On the one hand I can’t fault Rand for some of her ideas. The basic concept that we should all work as hard as we can and try to excel to our own benefit is one you’ll find almost universally shared. Unfortunately she’s not able to stop there, not just looking down upon the less fortunate (or the totally incapable), but wasting no chance to vilify them for their failure to live up to her standards.

Take a scene where Rearden’s mother encourages Rearden to hire his shiftless brother to a job at the steel mill. It’s a selfish request, putting Rearden on the hook for paying a salary to a guy who knows nothing about the steel business. We can all go along with that, I think. But in a typically Randian fashion, Rearden’s mother then takes this moment to give a lecture about the nature of charity. Unfortunately, Rand’s idea of what charity is matches no definition advanced by anyone, namely that charity is only charity if it’s given to people who don’t deserve it. And in Rand’s estimation, someone who needs something doesn’t actually deserve anything.

I’m not saying Rearden should have capitulated in this instance, but his unwillingness to compromise on the principle of the right man for the right job is cheapened by this straw-man argument that we should give things to people regardless of their need. It’s already been established that Rearden’s brother is well taken care of without a job, so it’s not like he needs a desk and an office to better himself.

I mentioned in my first post that Rand uses very obvious techniques to establish who is “good” and who is “bad.” This continues throughout the first part of the novel. People in grinding poverty deserve to be poor and miserable because they are ugly (physical manifestation of their unworthiness) and because they lack the wherewithal to improve upon their condition. In some cases this is an entirely unfair depiction, as with a family who lives in a factory town suffering from the closure of its only industry, while in others the poor person in question is so actively unpleasant — and throwing out more straw-man arguments about charity that make no sense — that we as readers are supposed to react to them badly.

In Atlas Shrugged Rand recognizes two virtues: profit and selfishness (of a kind). If you lack the ability to earn yourself or someone else a profit, you’re a waste of space. Likewise, if you stop to consider anyone else but yourself, your whims and needs, you are lacking as a human being.

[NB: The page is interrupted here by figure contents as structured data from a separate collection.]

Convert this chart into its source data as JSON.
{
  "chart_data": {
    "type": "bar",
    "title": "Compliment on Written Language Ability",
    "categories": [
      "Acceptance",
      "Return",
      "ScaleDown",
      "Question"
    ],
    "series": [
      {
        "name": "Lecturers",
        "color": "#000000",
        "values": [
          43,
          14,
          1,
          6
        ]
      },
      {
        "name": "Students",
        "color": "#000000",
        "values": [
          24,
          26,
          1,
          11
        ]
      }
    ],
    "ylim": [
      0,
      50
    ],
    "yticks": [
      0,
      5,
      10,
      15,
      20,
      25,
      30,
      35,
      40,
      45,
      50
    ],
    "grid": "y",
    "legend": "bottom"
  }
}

This latter doesn’t hold up too well when you consider the wretched poor people Dagny and Rearden encounter, but I suppose their selfishness is tainted because they’re constantly extolling the virtue of helping one’s fellow man. They don’t have the right kind of selfishness.

It’s all impossible to take seriously because it’s not a serious discussion. If you want someone to consider your point of view thoughtfully, you have to be able to make that case honestly. That doesn’t happen here. Atlas Shrugged makes one side perfectly heroic and the other side perfectly bad. Any attempts to extol a certain set of values are done so on a backdrop of misrepresentation, which has the effect of making the argument weaker, if not entirely invalid.

I could go on, but the rest of what I can say has been said before: the prose is ridiculously overwritten, the dialogue leaden, the characters unlikable. I find it’s not possible to enjoy even the quasi-mystery of the threadbare plot because of all the detractions. It probably doesn’t help that I know what’s coming already, but I can see how someone with the right sort of uncharitable mind could get past all the book’s shortcomings and derive some pleasure from the proceedings.

You’ll hear back from me when I get to the end of Part II. Wish me luck.

3 thoughts on “Part I complete!

  1. MJ

    I cannot wait for this experiment to be over and this awful woman’s book to be out of our home.

    1. Sam Post author

      I read one guy’s blog entry about Atlas Shrugged where he said Ayn Rand looked like Joe Pesci. Which I think is kind of an insult to Joe Pesci.